Would like to derive an analytic solution to the following two infinite products: $$P_1=\frac{4}{5}\frac{8}{7}\frac{10}{11}\frac{14}{13}\frac{16}{17}...$$ $$=\prod_{n=1}^\infty \frac{3+6n+(-1)^n} {3+6n-(-1)^n}$$ and $$P_2=\frac{8}{7}\frac{13}{14}\frac{20}{19}\frac{25}{26}\frac{32}{31}...$$ $$=\prod_{n=1}^\infty\frac{3+12n-(-1)^n} {3+12n+(-1)^n}$$
These are similar to the Willis product of $$P_W=\frac{2}{1}\frac{2}{3}\frac{4}{3}\frac{4}{5}\frac{6}{5}...$$ $$=\prod_{n=0}^\infty\frac{3+2n+(-1)^n} {3+2n-(-1)^n}$$ featured on the latest episode of 3Blue1Brown which is known to converge to $\frac{\pi}{2}$. Doing these numerical by hand, $P_1$ converges to around 0.87 and $P_2$ to around 1.09. Are the real convergent values irrational (thinking yes) and if so, are they multiples of powers of $\pi$? Also, are the solutions extensible/describable via parametrization to a series?
These products can be computed through standard Weierstrass products.

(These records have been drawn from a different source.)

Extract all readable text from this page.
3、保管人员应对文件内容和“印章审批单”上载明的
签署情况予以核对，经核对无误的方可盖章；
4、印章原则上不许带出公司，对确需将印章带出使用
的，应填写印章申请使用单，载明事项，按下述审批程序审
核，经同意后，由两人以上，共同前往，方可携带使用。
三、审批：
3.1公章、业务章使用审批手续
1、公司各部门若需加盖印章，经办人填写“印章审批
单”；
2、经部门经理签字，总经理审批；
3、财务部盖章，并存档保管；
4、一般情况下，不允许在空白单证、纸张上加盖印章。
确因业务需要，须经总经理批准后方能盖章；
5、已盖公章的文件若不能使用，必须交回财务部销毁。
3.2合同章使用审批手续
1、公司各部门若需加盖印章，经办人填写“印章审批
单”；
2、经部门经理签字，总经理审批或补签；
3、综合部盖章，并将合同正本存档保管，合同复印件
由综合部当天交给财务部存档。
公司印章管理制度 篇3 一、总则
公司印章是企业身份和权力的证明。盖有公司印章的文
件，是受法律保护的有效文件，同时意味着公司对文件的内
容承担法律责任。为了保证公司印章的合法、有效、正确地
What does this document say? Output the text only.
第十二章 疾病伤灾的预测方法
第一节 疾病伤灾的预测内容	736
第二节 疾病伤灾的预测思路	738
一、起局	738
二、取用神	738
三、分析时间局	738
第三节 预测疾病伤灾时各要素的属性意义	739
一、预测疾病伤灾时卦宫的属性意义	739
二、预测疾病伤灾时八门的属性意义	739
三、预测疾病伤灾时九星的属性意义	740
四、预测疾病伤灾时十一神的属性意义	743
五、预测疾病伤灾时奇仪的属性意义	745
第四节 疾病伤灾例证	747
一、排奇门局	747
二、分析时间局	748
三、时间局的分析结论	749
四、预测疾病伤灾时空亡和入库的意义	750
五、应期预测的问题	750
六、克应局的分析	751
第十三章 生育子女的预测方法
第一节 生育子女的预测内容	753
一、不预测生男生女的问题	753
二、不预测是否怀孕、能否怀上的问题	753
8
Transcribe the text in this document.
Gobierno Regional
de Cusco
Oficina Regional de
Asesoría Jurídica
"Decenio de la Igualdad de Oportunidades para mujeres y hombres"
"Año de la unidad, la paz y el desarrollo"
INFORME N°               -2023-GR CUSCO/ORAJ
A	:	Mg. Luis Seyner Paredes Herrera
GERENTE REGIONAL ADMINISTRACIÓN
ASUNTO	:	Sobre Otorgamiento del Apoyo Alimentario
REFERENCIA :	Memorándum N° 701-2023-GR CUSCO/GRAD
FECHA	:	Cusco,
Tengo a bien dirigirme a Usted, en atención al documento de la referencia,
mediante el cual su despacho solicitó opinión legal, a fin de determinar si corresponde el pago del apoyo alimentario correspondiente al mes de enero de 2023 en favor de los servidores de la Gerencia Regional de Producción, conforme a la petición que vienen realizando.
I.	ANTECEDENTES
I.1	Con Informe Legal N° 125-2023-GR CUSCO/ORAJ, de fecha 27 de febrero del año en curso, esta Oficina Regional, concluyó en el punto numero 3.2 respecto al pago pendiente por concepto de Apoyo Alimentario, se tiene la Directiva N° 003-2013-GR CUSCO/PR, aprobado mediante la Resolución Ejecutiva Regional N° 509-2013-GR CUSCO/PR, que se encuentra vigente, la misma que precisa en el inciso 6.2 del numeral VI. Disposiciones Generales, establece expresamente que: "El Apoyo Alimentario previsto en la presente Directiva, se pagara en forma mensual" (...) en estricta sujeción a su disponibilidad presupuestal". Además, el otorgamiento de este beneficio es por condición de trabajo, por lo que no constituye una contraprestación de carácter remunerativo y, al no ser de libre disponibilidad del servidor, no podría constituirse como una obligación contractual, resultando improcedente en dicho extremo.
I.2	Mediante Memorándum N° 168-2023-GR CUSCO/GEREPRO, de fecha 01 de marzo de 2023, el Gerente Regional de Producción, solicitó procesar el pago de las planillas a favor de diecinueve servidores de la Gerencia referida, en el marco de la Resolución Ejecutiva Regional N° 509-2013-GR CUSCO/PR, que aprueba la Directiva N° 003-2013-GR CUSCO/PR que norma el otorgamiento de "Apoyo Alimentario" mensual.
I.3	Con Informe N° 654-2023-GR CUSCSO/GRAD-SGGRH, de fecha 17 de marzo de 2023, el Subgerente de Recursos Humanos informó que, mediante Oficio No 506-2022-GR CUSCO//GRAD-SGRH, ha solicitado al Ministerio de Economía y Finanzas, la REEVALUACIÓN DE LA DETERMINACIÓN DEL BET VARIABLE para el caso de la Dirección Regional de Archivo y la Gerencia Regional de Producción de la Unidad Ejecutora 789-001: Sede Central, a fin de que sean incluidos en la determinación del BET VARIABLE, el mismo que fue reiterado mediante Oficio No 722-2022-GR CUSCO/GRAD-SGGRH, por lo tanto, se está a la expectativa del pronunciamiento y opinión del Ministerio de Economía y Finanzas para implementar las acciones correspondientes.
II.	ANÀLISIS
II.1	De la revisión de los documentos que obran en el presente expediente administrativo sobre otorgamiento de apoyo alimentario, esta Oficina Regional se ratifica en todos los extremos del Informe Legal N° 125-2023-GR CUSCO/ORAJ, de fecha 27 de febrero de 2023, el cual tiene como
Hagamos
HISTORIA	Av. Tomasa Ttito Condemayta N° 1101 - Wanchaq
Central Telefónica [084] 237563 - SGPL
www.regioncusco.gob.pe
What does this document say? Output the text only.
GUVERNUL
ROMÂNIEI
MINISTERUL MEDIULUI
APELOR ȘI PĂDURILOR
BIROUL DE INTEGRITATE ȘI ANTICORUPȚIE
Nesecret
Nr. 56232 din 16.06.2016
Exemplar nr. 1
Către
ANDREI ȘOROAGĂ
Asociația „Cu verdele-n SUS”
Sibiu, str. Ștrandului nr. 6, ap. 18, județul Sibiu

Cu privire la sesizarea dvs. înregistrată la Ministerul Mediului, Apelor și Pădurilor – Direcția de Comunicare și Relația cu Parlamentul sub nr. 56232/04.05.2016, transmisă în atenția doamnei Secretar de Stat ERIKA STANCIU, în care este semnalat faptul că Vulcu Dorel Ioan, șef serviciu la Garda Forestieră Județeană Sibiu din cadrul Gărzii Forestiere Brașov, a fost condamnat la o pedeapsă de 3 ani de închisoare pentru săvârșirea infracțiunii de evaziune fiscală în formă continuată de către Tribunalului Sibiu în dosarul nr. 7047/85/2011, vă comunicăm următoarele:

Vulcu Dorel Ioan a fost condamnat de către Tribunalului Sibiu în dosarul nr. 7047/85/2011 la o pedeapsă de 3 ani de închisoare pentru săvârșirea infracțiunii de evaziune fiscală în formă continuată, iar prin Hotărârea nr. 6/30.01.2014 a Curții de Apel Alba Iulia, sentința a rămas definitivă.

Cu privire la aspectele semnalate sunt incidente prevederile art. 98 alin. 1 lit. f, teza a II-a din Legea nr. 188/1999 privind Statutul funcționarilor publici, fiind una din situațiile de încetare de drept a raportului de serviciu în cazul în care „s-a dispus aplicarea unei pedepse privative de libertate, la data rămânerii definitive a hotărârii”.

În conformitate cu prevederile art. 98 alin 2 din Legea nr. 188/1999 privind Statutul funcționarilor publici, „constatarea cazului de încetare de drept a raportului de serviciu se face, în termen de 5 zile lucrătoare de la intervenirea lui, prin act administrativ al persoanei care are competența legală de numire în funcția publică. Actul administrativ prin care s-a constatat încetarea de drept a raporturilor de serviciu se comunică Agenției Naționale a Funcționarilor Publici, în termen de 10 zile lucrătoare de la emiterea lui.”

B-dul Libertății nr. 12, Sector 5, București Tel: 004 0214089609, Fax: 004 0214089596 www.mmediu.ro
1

For instance
$$ \prod_{n=1}^{2N}\frac{3+6n+(-1)^n}{3+6n-(-1)^n} = \prod_{n=1}^{N}\frac{4+12n}{2+12n}\cdot\frac{-4+12n}{-2+12n}=\frac{\sqrt{3}\,\Gamma\left(N+\tfrac{2}{3}\right)\,\Gamma\left(N+\tfrac{4}{3}\right)}{2\,\Gamma\left(N+\tfrac{5}{6}\right)\,\Gamma\left(N+\tfrac{7}{6}\right)} $$ converges to $\frac{\sqrt{3}}{2}$ as $N\to +\infty$, and $$ \prod_{n=1}^{2N}\frac{3+12n+(-1)^n}{3+12n-(-1)^n} = \prod_{n=1}^{N}\frac{4+24n}{2+24n}\cdot\frac{-10+24n}{-8+24n}$$ converges to $\frac{\sqrt{\pi}\,\Gamma\left(\frac{2}{3}\right)}{2^{1/6}\,\Gamma\left(\frac{7}{12}\right)^2}$.
TLDR: you only need the Weierstrass product for the $\Gamma$ function to manage those products.